Despite all this, usage of the social networks continued to blossom as trust declined, showing that the two trends seem to function independently of one another. Here are the top social networks used daily by the survey respondents (with their share two years ago and growth):
  1. Email - 84% (83% / +1)
  2. Facebook - 70% (68% / +2)
  3. Youtube - 36% (31% / +5)
  4. Twitter - 23% (21% / +2)
  5. Instagram - 21% (18% / +3)
  6. Google+ - 15% (14% / +1)
  7. Snapchat - 12% (10% / +2)
  8. LinkedIn - 10% (12% / -2)
  9. Tumblr - 8% (11% / -3)
  10. Vine - 8% (N/A)
  11. Tinder - 6% (N/A)
So there's been a general growth, except for poor LinkedIn and Tumblr. The fact that this growth is continuing despite the trust problems shows just how essential these apps are becoming to our everyday lives.
The social media networks themselves are aware of user opinions of security, and are always trying to implement new features and updates to improve them. From Facebook's raft of security and privacy options and bug bounty scheme, to Snapchat and Whatsapp trying to shore up their encryption methods. Yet it seems that users often don't delve deep enough into the settings to find and customise them. Which is strange, given how apparently concerned everyone is about their security. Perhaps their concern is legitimate, considering that the Federal Government now includes social media posts in its security clearance procedure. Not to mention whatever the NSA and GCHQ have stashed away in their shadowy archives. 
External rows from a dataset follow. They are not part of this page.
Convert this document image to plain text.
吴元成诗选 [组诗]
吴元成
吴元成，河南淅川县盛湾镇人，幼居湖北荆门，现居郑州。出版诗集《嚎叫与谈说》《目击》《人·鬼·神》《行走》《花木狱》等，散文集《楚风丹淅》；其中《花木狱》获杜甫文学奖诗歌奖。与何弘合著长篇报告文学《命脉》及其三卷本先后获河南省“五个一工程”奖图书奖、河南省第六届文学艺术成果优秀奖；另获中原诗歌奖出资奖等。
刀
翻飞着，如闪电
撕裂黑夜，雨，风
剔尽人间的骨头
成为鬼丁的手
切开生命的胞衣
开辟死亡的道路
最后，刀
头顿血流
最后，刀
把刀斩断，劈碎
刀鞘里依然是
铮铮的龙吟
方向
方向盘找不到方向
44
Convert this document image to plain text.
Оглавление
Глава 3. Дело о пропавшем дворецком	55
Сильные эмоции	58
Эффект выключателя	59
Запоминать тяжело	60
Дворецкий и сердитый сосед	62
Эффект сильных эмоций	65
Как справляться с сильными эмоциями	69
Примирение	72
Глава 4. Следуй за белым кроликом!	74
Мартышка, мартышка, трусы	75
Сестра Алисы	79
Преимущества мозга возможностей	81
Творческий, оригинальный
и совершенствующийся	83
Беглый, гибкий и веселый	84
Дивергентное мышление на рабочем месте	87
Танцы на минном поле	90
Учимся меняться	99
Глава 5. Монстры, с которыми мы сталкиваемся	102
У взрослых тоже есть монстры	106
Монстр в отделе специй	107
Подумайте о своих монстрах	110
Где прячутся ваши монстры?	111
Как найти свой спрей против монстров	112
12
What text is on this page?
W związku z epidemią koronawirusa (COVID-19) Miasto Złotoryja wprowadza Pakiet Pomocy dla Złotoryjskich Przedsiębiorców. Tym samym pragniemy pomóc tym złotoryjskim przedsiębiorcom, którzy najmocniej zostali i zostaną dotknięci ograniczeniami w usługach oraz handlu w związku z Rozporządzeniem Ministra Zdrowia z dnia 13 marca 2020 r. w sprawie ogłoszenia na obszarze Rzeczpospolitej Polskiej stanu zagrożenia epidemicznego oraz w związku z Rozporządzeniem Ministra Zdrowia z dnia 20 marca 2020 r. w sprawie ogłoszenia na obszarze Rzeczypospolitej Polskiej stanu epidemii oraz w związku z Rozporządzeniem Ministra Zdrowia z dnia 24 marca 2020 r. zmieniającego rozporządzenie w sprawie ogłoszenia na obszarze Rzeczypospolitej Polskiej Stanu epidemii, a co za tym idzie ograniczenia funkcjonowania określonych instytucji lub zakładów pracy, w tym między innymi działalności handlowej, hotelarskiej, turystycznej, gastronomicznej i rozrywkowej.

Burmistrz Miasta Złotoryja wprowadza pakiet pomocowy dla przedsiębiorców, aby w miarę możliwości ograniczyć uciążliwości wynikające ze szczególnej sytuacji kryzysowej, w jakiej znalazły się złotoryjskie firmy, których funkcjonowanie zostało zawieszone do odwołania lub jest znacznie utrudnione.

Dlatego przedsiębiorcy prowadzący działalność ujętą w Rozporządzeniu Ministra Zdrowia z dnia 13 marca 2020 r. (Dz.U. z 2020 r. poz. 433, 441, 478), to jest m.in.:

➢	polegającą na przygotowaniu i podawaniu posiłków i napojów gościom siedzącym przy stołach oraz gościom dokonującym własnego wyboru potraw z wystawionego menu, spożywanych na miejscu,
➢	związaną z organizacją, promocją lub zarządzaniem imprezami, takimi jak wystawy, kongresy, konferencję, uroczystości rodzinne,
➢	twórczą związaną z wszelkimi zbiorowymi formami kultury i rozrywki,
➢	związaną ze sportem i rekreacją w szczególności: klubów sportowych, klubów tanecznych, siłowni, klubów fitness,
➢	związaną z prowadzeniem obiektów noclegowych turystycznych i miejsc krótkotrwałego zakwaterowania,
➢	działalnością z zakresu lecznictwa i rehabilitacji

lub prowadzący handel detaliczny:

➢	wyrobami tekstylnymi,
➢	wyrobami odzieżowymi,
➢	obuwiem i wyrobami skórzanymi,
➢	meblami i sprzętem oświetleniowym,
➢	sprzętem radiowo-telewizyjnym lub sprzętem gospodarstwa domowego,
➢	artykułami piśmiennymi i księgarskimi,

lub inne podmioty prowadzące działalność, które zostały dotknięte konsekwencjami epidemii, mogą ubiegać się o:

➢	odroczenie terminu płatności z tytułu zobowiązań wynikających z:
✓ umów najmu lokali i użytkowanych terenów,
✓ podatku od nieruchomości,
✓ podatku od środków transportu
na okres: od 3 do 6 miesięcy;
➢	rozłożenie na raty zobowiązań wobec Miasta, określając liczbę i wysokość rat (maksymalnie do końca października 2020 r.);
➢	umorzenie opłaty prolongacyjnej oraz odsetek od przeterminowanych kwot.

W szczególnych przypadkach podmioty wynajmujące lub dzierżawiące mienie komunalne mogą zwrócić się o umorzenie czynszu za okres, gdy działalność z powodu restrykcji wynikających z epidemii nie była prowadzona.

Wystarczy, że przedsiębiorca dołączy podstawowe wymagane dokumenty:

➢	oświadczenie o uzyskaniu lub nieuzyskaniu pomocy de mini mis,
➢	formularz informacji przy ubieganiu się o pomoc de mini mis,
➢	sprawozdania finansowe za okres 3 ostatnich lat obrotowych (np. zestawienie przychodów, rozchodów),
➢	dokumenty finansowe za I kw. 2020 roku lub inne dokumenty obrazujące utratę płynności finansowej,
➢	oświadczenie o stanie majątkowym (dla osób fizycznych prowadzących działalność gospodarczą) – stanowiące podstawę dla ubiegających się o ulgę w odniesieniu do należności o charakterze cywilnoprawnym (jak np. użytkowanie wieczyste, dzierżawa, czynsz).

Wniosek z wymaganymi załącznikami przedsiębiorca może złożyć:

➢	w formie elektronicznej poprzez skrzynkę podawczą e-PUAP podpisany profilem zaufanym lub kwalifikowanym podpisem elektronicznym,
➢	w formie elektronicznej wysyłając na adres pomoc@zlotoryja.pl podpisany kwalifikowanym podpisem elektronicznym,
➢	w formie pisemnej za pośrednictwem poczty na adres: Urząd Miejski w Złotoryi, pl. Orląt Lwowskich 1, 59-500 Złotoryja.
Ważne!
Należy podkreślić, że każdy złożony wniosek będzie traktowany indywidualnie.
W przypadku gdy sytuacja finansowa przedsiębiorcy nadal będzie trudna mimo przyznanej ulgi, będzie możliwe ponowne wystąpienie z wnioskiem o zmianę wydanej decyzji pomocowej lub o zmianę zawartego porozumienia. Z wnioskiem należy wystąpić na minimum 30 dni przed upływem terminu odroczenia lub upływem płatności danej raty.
It's becoming increasingly difficult to draw the line between privacy and security at a time when our real and digital lives are beginning to overlap so considerably. Security thus has to be a high priority issue for social networks, and users are right to be concerned. It does appear that networks will continue to grow regardless, but as they march on, it might be best to make sure that march doesn't lead off a security cliff. Social media networks need to streamline the accessibility of their security options and improve their offerings so that in this ongoing trust exercise, users can close their eyes and trustingly fall backwards into the digital embrace of their media networks.